Review Summary: A pleasant mid-2000s nostalgia trip with some new fresh ideas.
Wearing one’s influences on their sleeve is oftentimes considered a weakness but for Colorado Springs based trio Comrades, it serves as one of their greatest strengths. The nostalgic factor of their Facedown debut Lone/Grey
is absolutely undeniable. From the first seconds of the opening track, the listener is treated to echoey guitar reminiscent of Vheissu-era Thrice and the croon of vocalist/bassist Laura McElroy. As the track grows, a play is introduced between both aforementioned clean vocals and the powerful harsh vocals (think Dustin Kensrue meets The Ocean) of drummer/vocalist Ben Trussell. It’s all just a huge nostalgia trip for the days past of early/mid-2000s metallic post-hardcore.

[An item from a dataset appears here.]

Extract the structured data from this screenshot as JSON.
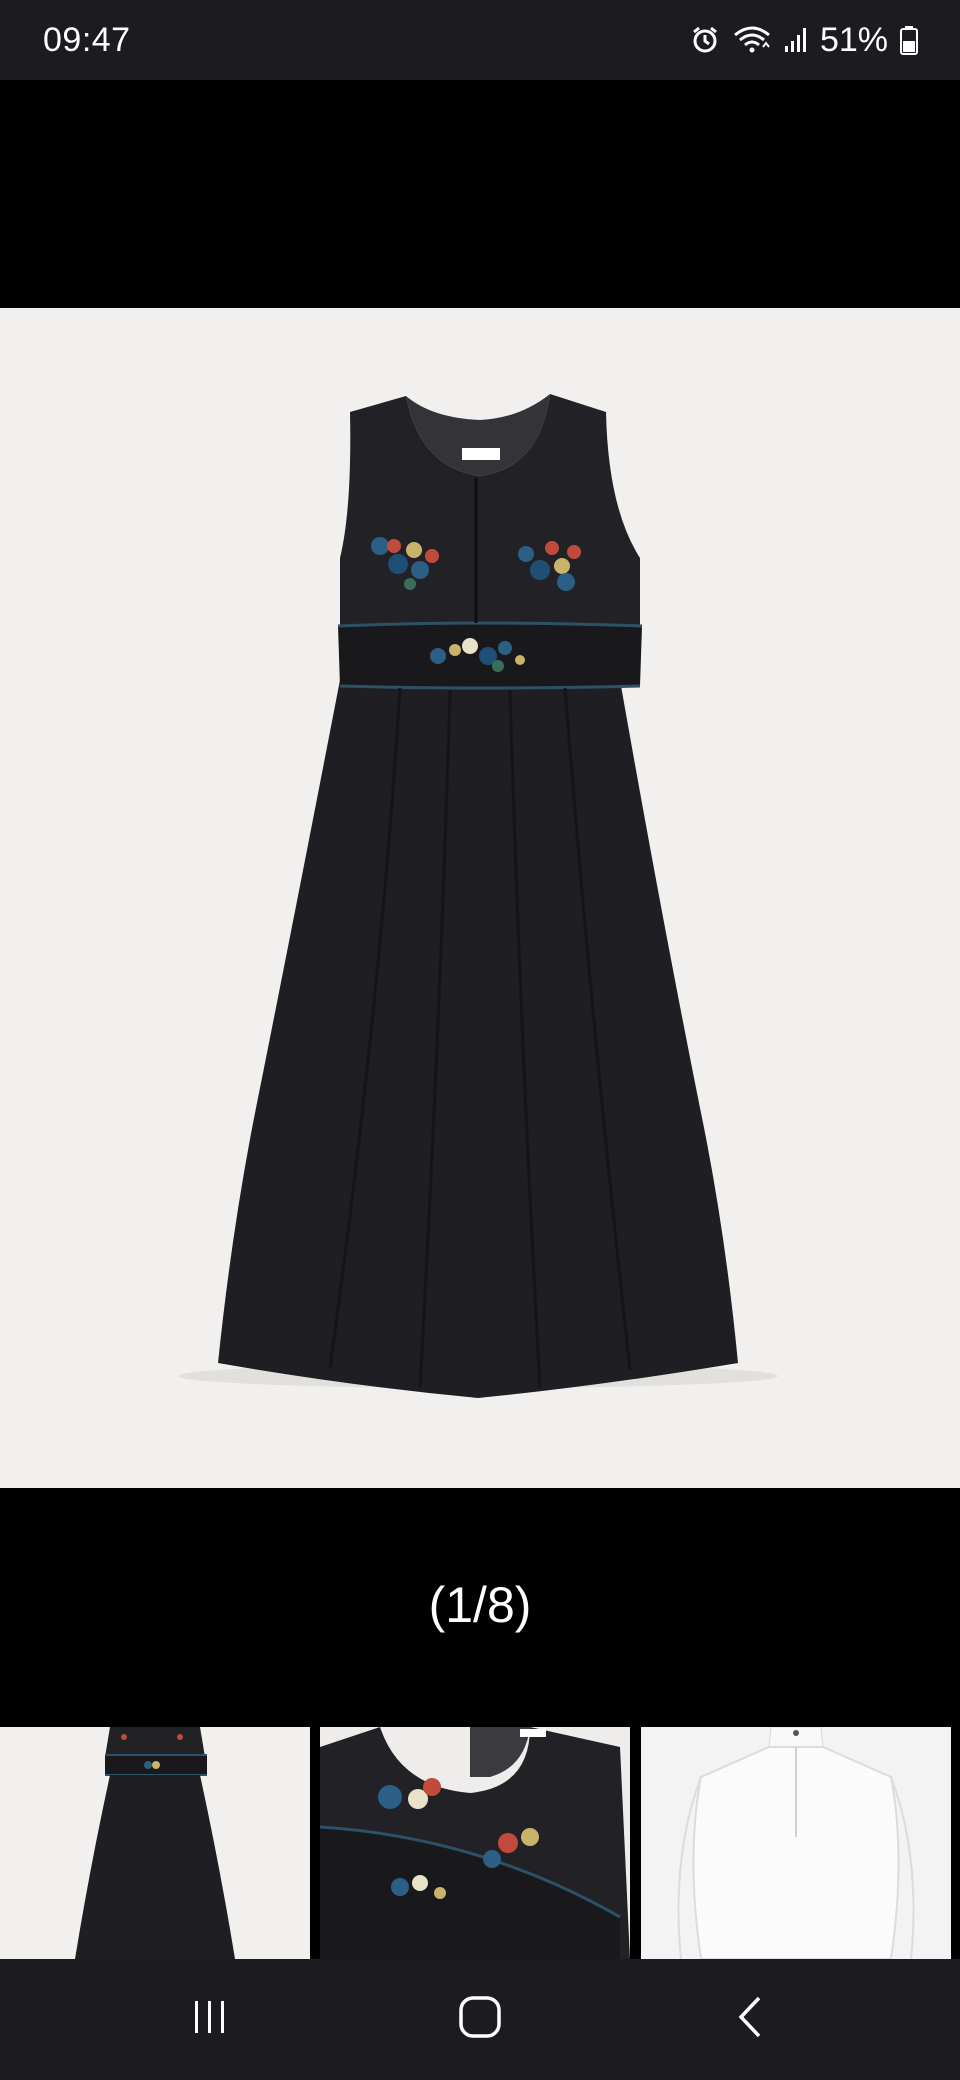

Throughout the record this vocal interplay between the harsh vocals and cleans play a vital and front-and-center role. However, the harsh vocals are sprinkled in a way throughout the album that they don’t overstay their welcome or make the songs feel too “metal” inspired. Laura’s gentle soprano is the voice heard most, and while she doesn’t do vocal gymnastics or anything too overly technically “difficult”, her voice is still extremely pleasant to listen to and she carries the vocal melodies with a firm confidence. Towards the mid-way point of the record, Ben introduces his warm baritone into the mix. When the two are used simultaneously on “Shepherd’s Hymn” and “Underground Queen” it makes for a really cool dynamic, and when a choral effect a-la My Epic comes into play on uplifting closer “That We May One Day Be The Same”, it’s really pleasing to hear. Lyrically the songs are very poetically written, but do contain lots of Christian themes and imagery. This may be a turn off for some listeners, but it’s also not quite as blatant as some of their other Facedown Records counterparts.
As a 3-piece, the band relies heavily on Joe McElroy’s looping and delay effects to establish multiple layers. His guitar playing throughout the record also takes a front-and-center seat, easily shifting between huge chords and quick, tasteful flourishes of leads. It’s clear names like Teppei Teranishi and Thomas Erak are no stranger to Joe in influencing his lead playing, as oftentimes throughout Lone/Grey
he incorporates hammer-ons and pull-offs to give the songs a kind of frantic feel. When Joe is focusing on leads, Laura (who you can hear clearly throughout the record) quickly changes to playing thick distorted bass chords behind him to fill in the lapse of sound and when the two of them are both playing huge chords it makes for some really big, heavy moments (the most obvious of which are in “Dark Tongues pt. II” and “Empty Frames”). Instances like this are when the more metallic influences shine the most.
On top of vocals throughout the record, Ben also has a really impressive percussive performance. The songs are littered with ghost notes and creative fills. He has a quality that’s very important for a drummer in that he really knows when to play. During the crescendos he is subdued, slowly building the parts to their climax when he opens up the parts by not overplaying to really let Joe and Laura have their spotlights. It’s during the soft, clean parts that Ben really has his best work, as this is when you most obviously hear his intricate tom beats and little percussive nuances. He is clearly working hard and staying busy behind the kit throughout the record, but never enough to take away from what else is going on musically. It’s expertly done, and from a band who has never recorded a full-length before, it’s very impressive.
The nostalgia factor is hard to deny on Lone/Grey
, and really gives it a feeling of flashing back to the golden times of this style of music. Sometimes the influences are a little blatant (some of those guitar parts seems almost directly bitten from Thrice’s Vheissu
or Alchemy Index
Fire EP) but it’s accompanied with fresh ideas that don’t feel too recycled. This album may be a blast from the past but it certainly hasn’t all been done this way before. The blend of post-metal crescendo building and dynamic use with the instant gratification of mid 2000s post-hardcore is a great combination that Comrades really is on their way to perfecting, and with Lone/Grey
they are well on their way to becoming a musical powerhouse to be reckoned with.